Researchers from the University of Southern California have developed a new machine learning tool capable of detecting certain speech-related diagnostic criteria in patients being evaluated for depression. Known as SimSensei, the tool listens to patient's voices during diagnostic interviews for reductions in vowel expression characteristic of psychological and neurological disorders that may not be sufficiently clear to human interviewers. The idea is (of course) not to replace those interviewers, but to add additional objective weight to the diagnostic process.
The group's work is described in the journal IEEE Transactions on Affective Computing.
Depression misdiagnosis is a huge problem in health care, particularly in cases in which a primary care doctor making (or not) the diagnosis. A 2009 meta-study covering some 50,000 patients found that docs were correctly identifying depression only about half the time, with the number of false positives outnumbering false negatives by a ratio of about three-to-one. That's totally unacceptable.
But it's also understandable. Doctors, especially general practitioners, will pretty much always overdiagnose an illness for two simple and related reasons: one, diagnosing an illness in error is almost always safer than not diagnosing an illness in error; two, eliminating with certainty the possibility of any single diagnosis requires more expertise/more confidence than otherwise. See also: overprescribing antibiotics.
A big part of the problem in diagnosing depression is that it's a very heterogenous disease. It has many different causes and is expressed in many different ways. Figure that a primary care doctor is seeing maybe hundreds of patients in a week, for all manner of illness, and the challenge involved in extracting a psychiatric diagnosis from the vagaries of self-reported symptoms and interview-based observations is pretty clear. There exists a huge hole then for something like SimSensei.
The depression-related variations in speech tracked by SimSensei are already well-documented. "Prior investigations revealed that depressed patients often display flattened or negative affect, reduced speech variability and monotonicity in loudness and pitch, reduced speech, reduced articulation rate, increased pause duration, and varied switching pause duration," the USC paper notes. "Further, depressed speech was found to show increased tension in the vocal tract and the vocal folds."
This is an obvious problem for machine learning, which is all about making predictions based on noisy data. Speech analysis, in general, is one of the field's primary concerns.
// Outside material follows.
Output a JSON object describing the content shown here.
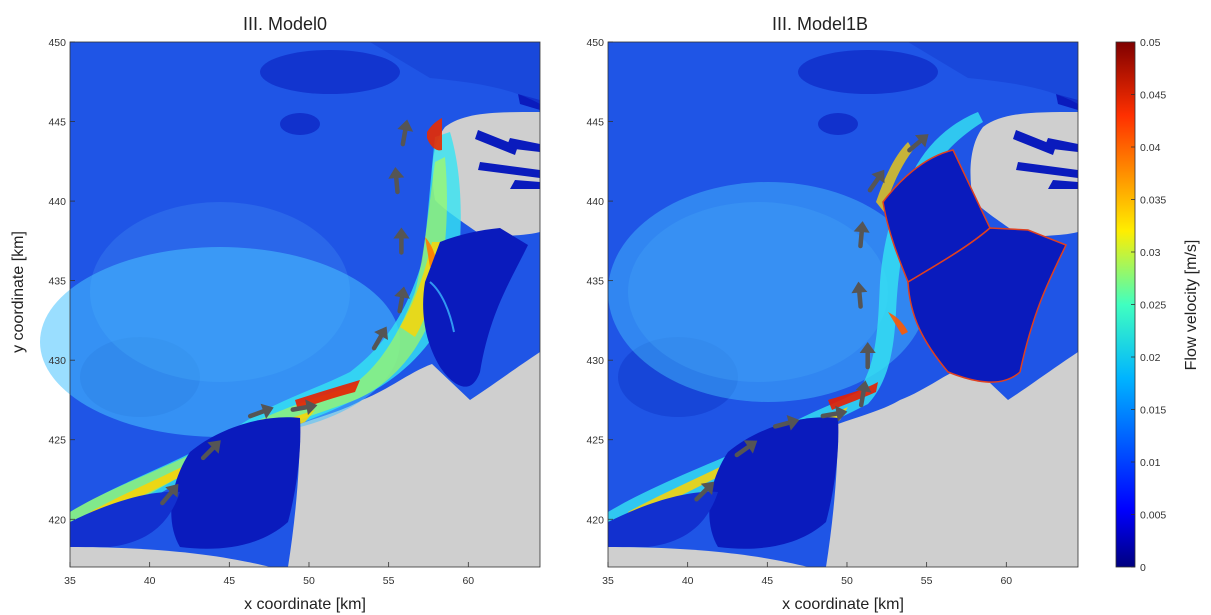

The analysis being made here is simple enough on its face. Reduce a patient's speech to only vowel sounds and then make a frequency analysis of the first and second formants (spectral peaks) of the vowels a, i, and u. The first two parts of this process involve the actual speech detector and an accompanying formant tracker. The third part is the algorithm, which is itself a fairly old (1967) machine learning device known as the k-means algorithm. Basically, it works by taking data sets and classifying them into different clusters centered around certain mean or average values.
The result of the clustering is a triangular space/graph with the spectral peaks of a, i, and u at each corner. The region inside of this triangle represents a vowel space and this is what the algorithm spits out. This resulting space is then compared against a reference "normal" vowel space and this ratio what's being tested here as the depression (and PTSD) indicator.
"We evaluate the automatically assessed vowel space in experiments with a sample of 253 individuals and show that the novel measure reveals a significantly reduced vowel space in subjects that reported symptoms of depression and PTSD," the USC team concludes. "We show that the measure is robust when analyzing only parts of the full interactions or limited amounts of speech data, which has implications on the approach's practicality. Lastly, we successfully show the measure's statistical robustness against varying demographics of individuals and articulation rate."
The resulting vowel space ratios found among depressed and nondepressed patients aren't hugely different, but they are enough to matter. The most significant problem with this study may be the initial classification of depressed/nondepressed, which is based on subjects' self-reported assessments. Moreover, the vowel space reduction seen isn't likely to be limited to depression and PTSD, and will need to investigated in conditions such as schizophrenia and Parkinson's disease as well.